For a state history class in co-op that my son was taking, they were supposed to write a paper or make a poster for the end of the school year. I was none too excited. Then, I decided to have him write a paper, but that I would just be a scribe for him and type everything he told me. If he had done it on his own, I know it would have been just a couple of sentences. But, with me typing it, his paper was one whole page typed.
Thank you for the link to the Southpaw site. I think my daughter is going to be left-handed, and I have been at a loss as to how to show her how to do anything.
My son is not a big fan of handwriting, but I think that might just be fairly typical boy-ness. I love that All About Spelling lets us learn and do spelling work without being handwriting intensive.
I have a 9yo dd son who can’t make words go from brain to paper, but he can dictate pages of text. Either I will scribe for him on paper or keyboard. There is another thing, which we haven’t tried out yet, but did you know that the Microsoft Office suite of programs has speech-to-text? I recently found out about that. We need to check it out. That would save me a lot of time too. Slowly he is learning how to type, and that will also help later on. We work on handwriting day by day, ten minutes at a time because it’s all he can handle.
Kate Gladstone says
I noted your article “When Printing is Hard.”
As a handwriting instruction/remediation specialist, I thought you and your son might be interested to know about the handwriting program and resources designed by an adult on the autism spectrum (I’m the adult).

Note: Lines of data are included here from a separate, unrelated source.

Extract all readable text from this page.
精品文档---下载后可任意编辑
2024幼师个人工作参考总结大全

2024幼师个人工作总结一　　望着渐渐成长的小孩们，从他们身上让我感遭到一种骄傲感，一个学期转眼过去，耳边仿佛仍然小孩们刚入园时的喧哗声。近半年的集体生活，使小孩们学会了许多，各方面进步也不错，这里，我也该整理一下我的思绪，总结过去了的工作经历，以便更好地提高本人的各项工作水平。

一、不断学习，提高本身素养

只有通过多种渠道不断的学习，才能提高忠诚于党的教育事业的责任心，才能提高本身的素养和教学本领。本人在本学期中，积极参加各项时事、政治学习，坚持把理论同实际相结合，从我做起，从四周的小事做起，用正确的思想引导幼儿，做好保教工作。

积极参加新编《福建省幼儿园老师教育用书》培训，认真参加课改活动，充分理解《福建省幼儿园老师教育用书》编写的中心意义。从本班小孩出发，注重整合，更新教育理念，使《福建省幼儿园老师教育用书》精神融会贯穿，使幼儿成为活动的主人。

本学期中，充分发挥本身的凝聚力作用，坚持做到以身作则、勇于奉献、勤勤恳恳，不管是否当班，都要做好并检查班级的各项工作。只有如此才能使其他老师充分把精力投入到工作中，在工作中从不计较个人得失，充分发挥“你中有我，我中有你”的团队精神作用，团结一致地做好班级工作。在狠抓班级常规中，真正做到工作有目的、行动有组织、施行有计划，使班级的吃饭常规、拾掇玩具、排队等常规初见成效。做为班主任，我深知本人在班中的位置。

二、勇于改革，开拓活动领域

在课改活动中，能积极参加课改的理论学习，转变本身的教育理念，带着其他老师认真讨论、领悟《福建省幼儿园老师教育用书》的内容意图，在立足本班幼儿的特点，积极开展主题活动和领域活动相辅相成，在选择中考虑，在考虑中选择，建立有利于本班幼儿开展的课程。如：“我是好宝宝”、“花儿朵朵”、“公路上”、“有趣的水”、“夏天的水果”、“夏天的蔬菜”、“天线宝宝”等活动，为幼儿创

If this interests you, and if you would like to cover some of this material on your blog, visit my web-site http://www.HandwritingThatWorks.com — I’d like to know what you think! (If you e-mail me, please put the words “from The Homeschool Classroom” somewhere in the message or in the subject-line, to make sure that I see that message immediately.)
Director, the World Handwriting Contest
Founder, Handwriting Repair/Handwriting That Works
Co-Designer, BETTER LETTERS handwriting instruction/practice application for the iPhone, iPodTouch, and iPad.
Lynnet Hardwick says
I tutor a boy that has Aspergers and printing was just a nightmare. Because the way he processes things, he struggled and I had a hard time reading anything he had written. His OT therapist started him on Handwriting Without Tears and it was a blessing for both of us. He’s still learning about letter formation, but his handwriting has improved so greatly. We work on formation because he loves to “do it his way”. Years of bad habits and lack of direction have made this an everyday struggle, I’ve been so encouraged by the results.